If you are still considering making Individual Retirement Accounts (IRA) adjustments, you do not need to hurry because you can make adjustments up until the end of the tax season next year. After the holiday season is over, you should take a look at the IRA limits for 2014 and other rules that will impact your 2014 taxes. If you want to open an IRA, then also you can use these tips to maximize your savings without falling out of compliance.
Your IRA contribution for 2014 must not exceed $5,500. If you are 50 years old or older, then the maximum limit is $6,500. You can make an IRA contribution up to April 15, 2015, for it to count for your 2014 taxes. If you make contribution that exceeds the IRA limit for 2014, then you will need to pay a 6% tax on the amount that is in excess.
Even if you have contributed in excess, if you remove the excess amount before April 15, 2014, you can avoid the 6% tax. If you take an extension to pay, then it also applies to taking out excess contributions from IRAs.

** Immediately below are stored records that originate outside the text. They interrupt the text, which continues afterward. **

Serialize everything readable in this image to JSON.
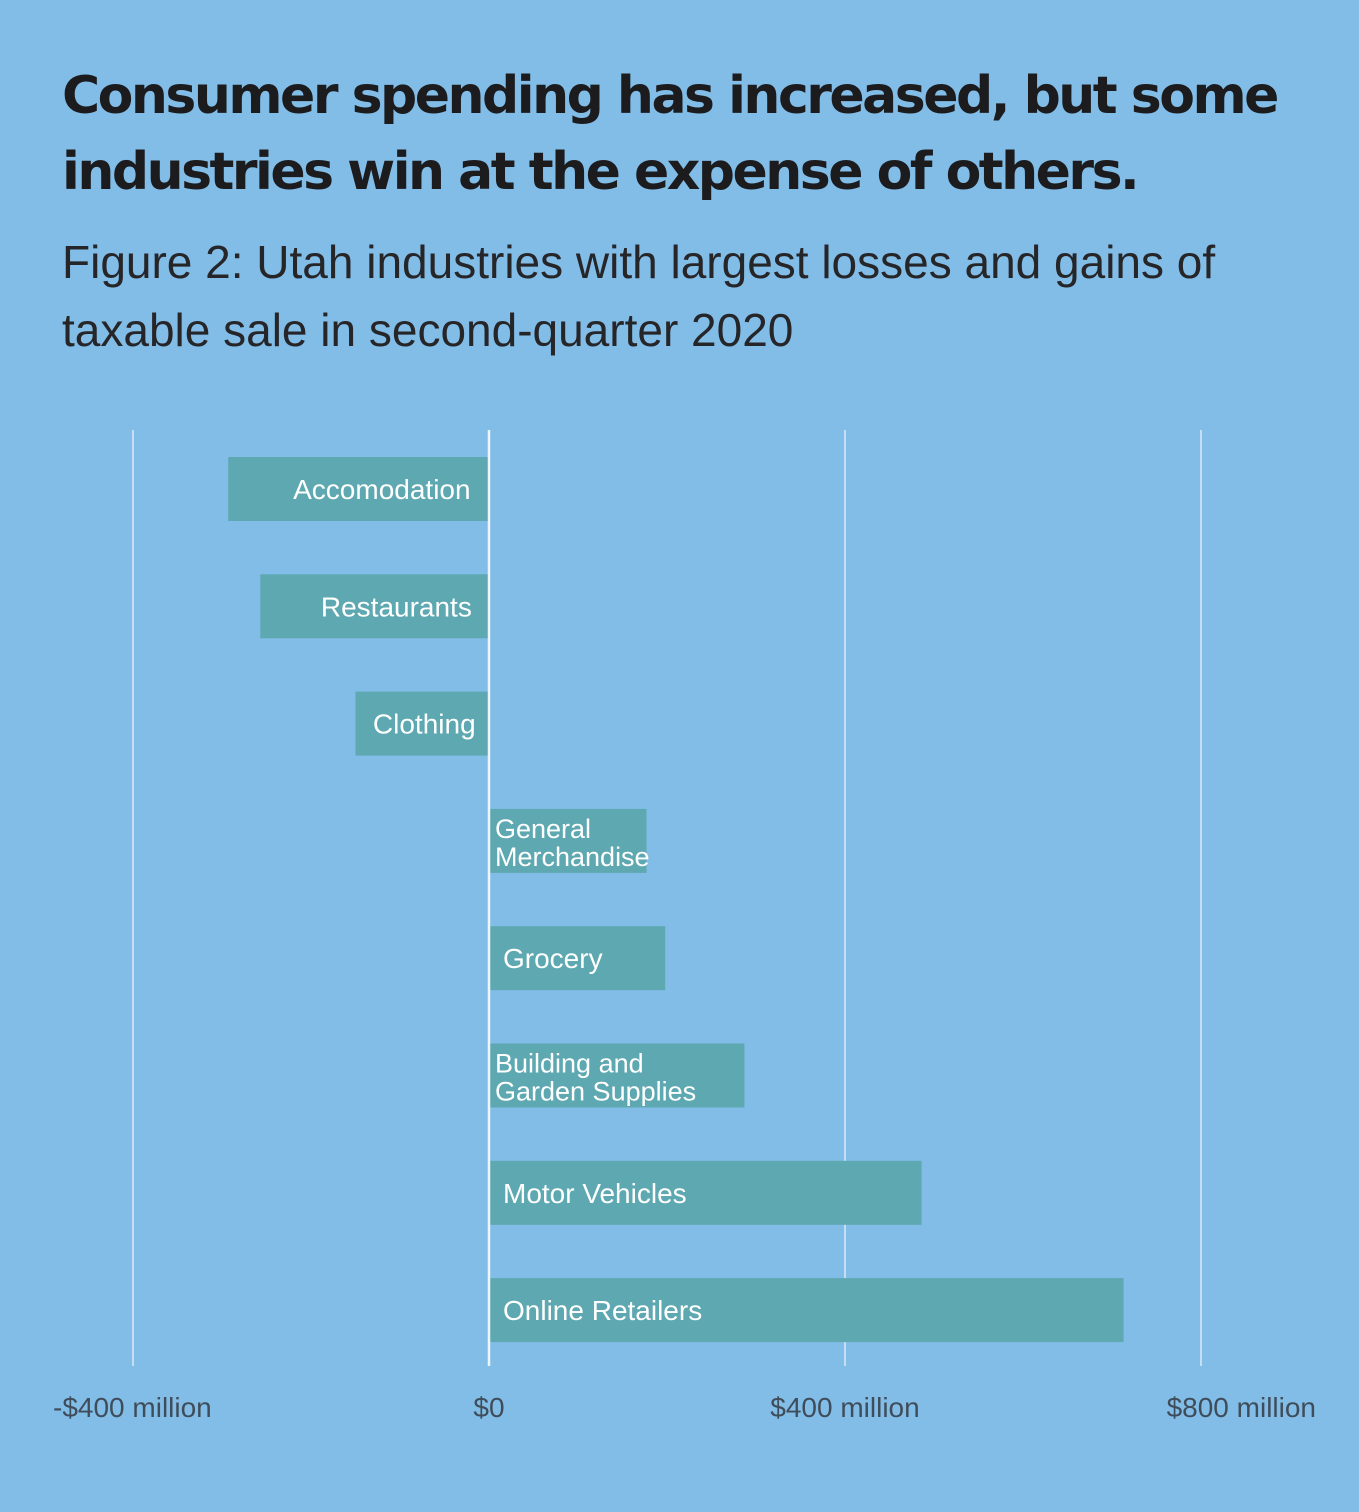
{
  "headline": "Consumer spending has increased, but some industries win at the expense of others.",
  "subtitle": "Figure 2: Utah industries with largest losses and gains of taxable sale in second-quarter 2020",
  "colors": {
    "background": "#82bde8",
    "bar": "#5ea8b1",
    "gridline": "#dbe9f4",
    "zero_line": "#eef5fa",
    "bar_label": "#ffffff",
    "tick_label": "#3f4d5a"
  },
  "chart_data": {
    "type": "bar",
    "orientation": "horizontal",
    "title": "Figure 2: Utah industries with largest losses and gains of taxable sale in second-quarter 2020",
    "categories": [
      "Accomodation",
      "Restaurants",
      "Clothing",
      "General Merchandise",
      "Grocery",
      "Building and Garden Supplies",
      "Motor Vehicles",
      "Online Retailers"
    ],
    "category_label_lines": [
      [
        "Accomodation"
      ],
      [
        "Restaurants"
      ],
      [
        "Clothing"
      ],
      [
        "General",
        "Merchandise"
      ],
      [
        "Grocery"
      ],
      [
        "Building and",
        "Garden Supplies"
      ],
      [
        "Motor Vehicles"
      ],
      [
        "Online Retailers"
      ]
    ],
    "values": [
      -293,
      -257,
      -150,
      177,
      198,
      287,
      486,
      713
    ],
    "unit": "million USD",
    "xlim": [
      -400,
      800
    ],
    "xticks": [
      -400,
      0,
      400,
      800
    ],
    "xtick_labels": [
      "-$400 million",
      "$0",
      "$400 million",
      "$800 million"
    ],
    "grid": true,
    "legend": "none",
    "labels_inside_bars": true
  }
}
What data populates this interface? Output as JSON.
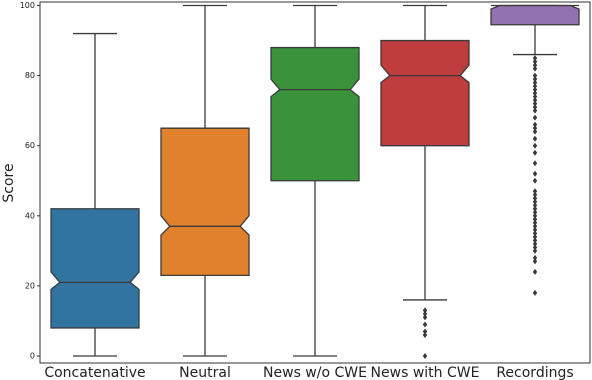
{
  "chart_data": {
    "type": "box",
    "y_label": "Score",
    "categories": [
      "Concatenative",
      "Neutral",
      "News w/o CWE",
      "News with CWE",
      "Recordings"
    ],
    "boxes": [
      {
        "whislo": 0,
        "q1": 8,
        "med": 21,
        "q3": 42,
        "whishi": 92,
        "notch_lo": 19,
        "notch_hi": 24,
        "fliers": [],
        "color": "#3274a1"
      },
      {
        "whislo": 0,
        "q1": 23,
        "med": 37,
        "q3": 65,
        "whishi": 100,
        "notch_lo": 34.5,
        "notch_hi": 40,
        "fliers": [],
        "color": "#e1812c"
      },
      {
        "whislo": 0,
        "q1": 50,
        "med": 76,
        "q3": 88,
        "whishi": 100,
        "notch_lo": 74,
        "notch_hi": 79,
        "fliers": [],
        "color": "#3a923a"
      },
      {
        "whislo": 16,
        "q1": 60,
        "med": 80,
        "q3": 90,
        "whishi": 100,
        "notch_lo": 78,
        "notch_hi": 83,
        "fliers": [
          13,
          12,
          11,
          9,
          7,
          6,
          0
        ],
        "color": "#c03d3e"
      },
      {
        "whislo": 86,
        "q1": 94.5,
        "med": 100,
        "q3": 100,
        "whishi": 100,
        "notch_lo": 99,
        "notch_hi": 100,
        "fliers": [
          85,
          84,
          83,
          82,
          80,
          79,
          78,
          77,
          76,
          75,
          74,
          73,
          72,
          71,
          70,
          68,
          66,
          65,
          64,
          62,
          60,
          58,
          55,
          52,
          50,
          47,
          46,
          45,
          44,
          43,
          42,
          41,
          40,
          39,
          38,
          37,
          36,
          35,
          34,
          33,
          32,
          31,
          30,
          28,
          27,
          24,
          18
        ],
        "color": "#9372b2"
      }
    ],
    "ylim": [
      -2,
      101
    ],
    "yticks": [
      0,
      20,
      40,
      60,
      80,
      100
    ]
  }
}
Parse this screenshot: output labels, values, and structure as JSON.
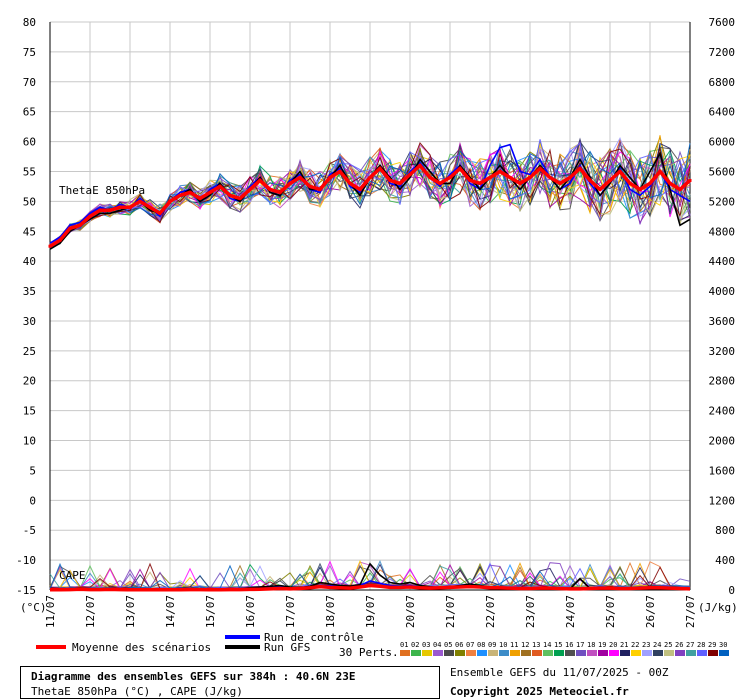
{
  "chart_data": {
    "type": "line",
    "title": "Diagramme des ensembles GEFS sur 384h : 40.6N 23E",
    "subtitle": "ThetaE 850hPa (°C) , CAPE (J/kg)",
    "run_info": "Ensemble GEFS du 11/07/2025 - 00Z",
    "copyright": "Copyright 2025 Meteociel.fr",
    "left_axis_unit": "(°C)",
    "right_axis_unit": "(J/kg)",
    "left_ticks": [
      "80",
      "75",
      "70",
      "65",
      "60",
      "55",
      "50",
      "45",
      "40",
      "35",
      "30",
      "25",
      "20",
      "15",
      "10",
      "5",
      "0",
      "-5",
      "-10",
      "-15"
    ],
    "right_ticks": [
      "7600",
      "7200",
      "6800",
      "6400",
      "6000",
      "5600",
      "5200",
      "4800",
      "4400",
      "4000",
      "3600",
      "3200",
      "2800",
      "2400",
      "2000",
      "1600",
      "1200",
      "800",
      "400",
      "0"
    ],
    "ylim_left": [
      -15,
      80
    ],
    "ylim_right": [
      0,
      7600
    ],
    "x_ticks": [
      "11/07",
      "12/07",
      "13/07",
      "14/07",
      "15/07",
      "16/07",
      "17/07",
      "18/07",
      "19/07",
      "20/07",
      "21/07",
      "22/07",
      "23/07",
      "24/07",
      "25/07",
      "26/07",
      "27/07"
    ],
    "x_step_hours": 6,
    "n_steps": 65,
    "theta_label": "ThetaE 850hPa",
    "cape_label": "CAPE",
    "legend": {
      "mean": "Moyenne des scénarios",
      "control": "Run de contrôle",
      "gfs": "Run GFS",
      "perts": "30 Perts."
    },
    "colors": {
      "mean": "#ff0000",
      "control": "#0000ff",
      "gfs": "#000000",
      "perts": [
        "#e07020",
        "#3cb44b",
        "#e6c800",
        "#9b59d0",
        "#4a4a4a",
        "#808000",
        "#f08040",
        "#1e90ff",
        "#c8b478",
        "#3c8cc8",
        "#f0a000",
        "#a07020",
        "#e05a20",
        "#60c060",
        "#00a050",
        "#505050",
        "#7050c0",
        "#c050c0",
        "#a000a0",
        "#ff00ff",
        "#202060",
        "#ffd000",
        "#a0a0ff",
        "#304060",
        "#c0c080",
        "#8040c0",
        "#40a0a0",
        "#6060ff",
        "#800000",
        "#0060c0"
      ]
    },
    "series": {
      "mean": [
        42.5,
        43.5,
        45.5,
        46,
        47.5,
        48.5,
        48.5,
        49,
        49,
        50,
        49,
        48,
        50,
        51,
        51.5,
        50.5,
        51.5,
        52.5,
        51,
        50.5,
        52,
        53.5,
        52,
        51.5,
        53,
        54,
        52.5,
        52,
        54,
        55,
        53,
        52,
        54,
        55.5,
        53.5,
        53,
        54.5,
        56,
        54,
        53,
        54,
        55.5,
        53.5,
        53,
        54,
        55,
        54,
        53,
        54,
        55.5,
        54,
        53,
        54,
        55.5,
        53.5,
        52,
        53.5,
        55,
        53,
        52,
        53,
        55,
        53,
        52,
        53.5
      ],
      "control": [
        43,
        44,
        46,
        46.5,
        48,
        49,
        48.5,
        49.5,
        49,
        50.5,
        49,
        47.5,
        50,
        51.5,
        52,
        50,
        52,
        53,
        50.5,
        50,
        52.5,
        54,
        51.5,
        51,
        53.5,
        54.5,
        52,
        51.5,
        54.5,
        55.5,
        52.5,
        51.5,
        54,
        56,
        53,
        52.5,
        55,
        56.5,
        54,
        52.5,
        54.5,
        56,
        53,
        52,
        56,
        59,
        59.5,
        55,
        54.5,
        57,
        54,
        52,
        53,
        56,
        53,
        51,
        53,
        55.5,
        52,
        51,
        52.5,
        55,
        52,
        51,
        50
      ],
      "gfs": [
        42,
        43,
        45,
        46,
        47,
        48,
        48,
        48.5,
        49,
        50,
        48.5,
        48,
        50,
        51,
        52,
        50,
        51,
        53,
        51,
        50,
        52,
        54,
        51.5,
        51,
        53,
        55,
        52,
        52,
        54,
        56,
        53,
        51,
        54,
        56,
        54,
        52,
        54,
        57,
        55,
        53,
        53,
        56,
        54,
        52,
        54,
        56,
        54,
        52,
        54,
        56,
        54,
        52,
        54,
        57,
        54,
        51,
        53,
        56,
        54,
        52,
        55,
        58,
        52,
        46,
        47
      ],
      "cape_mean": [
        3,
        3,
        5,
        10,
        5,
        5,
        8,
        5,
        3,
        3,
        3,
        3,
        3,
        3,
        5,
        5,
        3,
        3,
        5,
        5,
        8,
        10,
        15,
        20,
        15,
        20,
        30,
        45,
        35,
        30,
        25,
        40,
        60,
        50,
        35,
        35,
        40,
        30,
        25,
        30,
        35,
        40,
        45,
        40,
        30,
        30,
        25,
        20,
        20,
        25,
        25,
        20,
        15,
        15,
        20,
        25,
        25,
        20,
        20,
        25,
        30,
        30,
        25,
        20,
        15
      ],
      "cape_control": [
        2,
        2,
        3,
        5,
        5,
        8,
        15,
        10,
        5,
        5,
        3,
        3,
        3,
        3,
        3,
        5,
        5,
        5,
        10,
        15,
        20,
        25,
        30,
        40,
        30,
        30,
        40,
        50,
        60,
        45,
        40,
        60,
        120,
        90,
        60,
        50,
        60,
        40,
        30,
        30,
        40,
        50,
        60,
        50,
        40,
        35,
        30,
        25,
        25,
        30,
        30,
        25,
        20,
        20,
        25,
        30,
        30,
        25,
        25,
        30,
        40,
        40,
        30,
        25,
        20
      ],
      "cape_gfs": [
        2,
        2,
        3,
        15,
        10,
        5,
        20,
        10,
        5,
        5,
        3,
        3,
        3,
        3,
        3,
        5,
        5,
        5,
        10,
        20,
        30,
        40,
        50,
        60,
        40,
        30,
        50,
        100,
        80,
        60,
        50,
        70,
        350,
        200,
        100,
        80,
        100,
        60,
        40,
        30,
        40,
        60,
        80,
        60,
        40,
        30,
        25,
        20,
        20,
        25,
        25,
        20,
        15,
        150,
        20,
        25,
        25,
        20,
        20,
        25,
        30,
        30,
        25,
        20,
        15
      ]
    }
  }
}
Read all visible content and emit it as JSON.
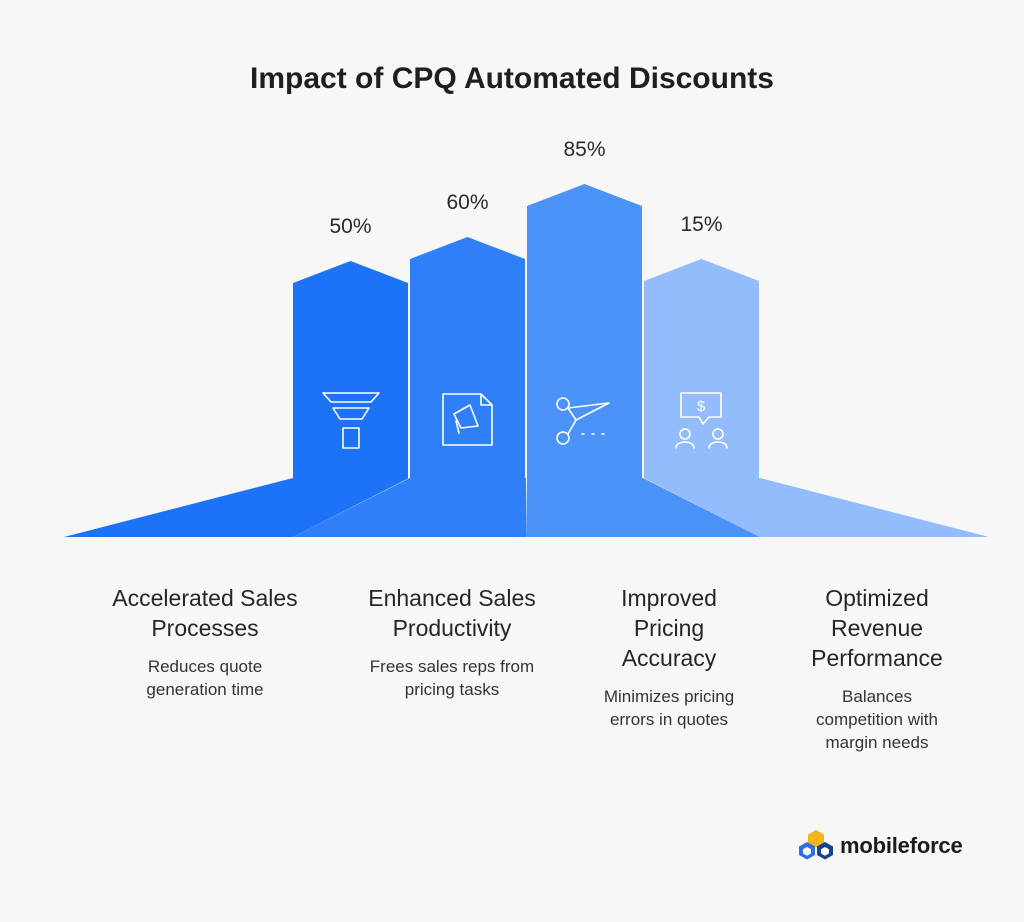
{
  "title": "Impact of CPQ Automated Discounts",
  "chart_data": {
    "type": "bar",
    "title": "Impact of CPQ Automated Discounts",
    "categories": [
      "Accelerated Sales Processes",
      "Enhanced Sales Productivity",
      "Improved Pricing Accuracy",
      "Optimized Revenue Performance"
    ],
    "values": [
      50,
      60,
      85,
      15
    ],
    "value_labels": [
      "50%",
      "60%",
      "85%",
      "15%"
    ],
    "descriptions": [
      "Reduces quote\ngeneration time",
      "Frees sales reps from\npricing tasks",
      "Minimizes pricing\nerrors in quotes",
      "Balances\ncompetition with\nmargin needs"
    ],
    "category_lines": [
      "Accelerated Sales\nProcesses",
      "Enhanced Sales\nProductivity",
      "Improved\nPricing\nAccuracy",
      "Optimized\nRevenue\nPerformance"
    ],
    "icons": [
      "funnel-icon",
      "megaphone-document-icon",
      "scissors-icon",
      "people-dollar-chat-icon"
    ],
    "colors": [
      "#1c73f7",
      "#2f80f8",
      "#4b93f9",
      "#92bcfc"
    ],
    "xlabel": "",
    "ylabel": ""
  },
  "brand": {
    "name": "mobileforce",
    "colors": [
      "#f2b51c",
      "#2b6fe3",
      "#15418f"
    ]
  }
}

If you file jointly, you get an additional benefit. Even if only one of you has taxable income, both you and your spouse can contribute to an IRA.
If you are 70½ and older, then you must take a required minimum distribution (RMD) from your traditional IRA. If you have multiple IRAs, then you will need to calculate the RMD for each account separately. However, you can take out the total amount from one or more accounts.
If you do not take out the RMD from your IRAs, then you face a 50% excise tax on the RMD amount that you did not take out. You are not required to take out RMD from your Roth IRA.
If you contribute to IRA or another retirement plan, you may check if you qualify for the saver’s credit. The maximum credit allowed for individuals is $1,000. For married couples filing jointly, it is $2,000.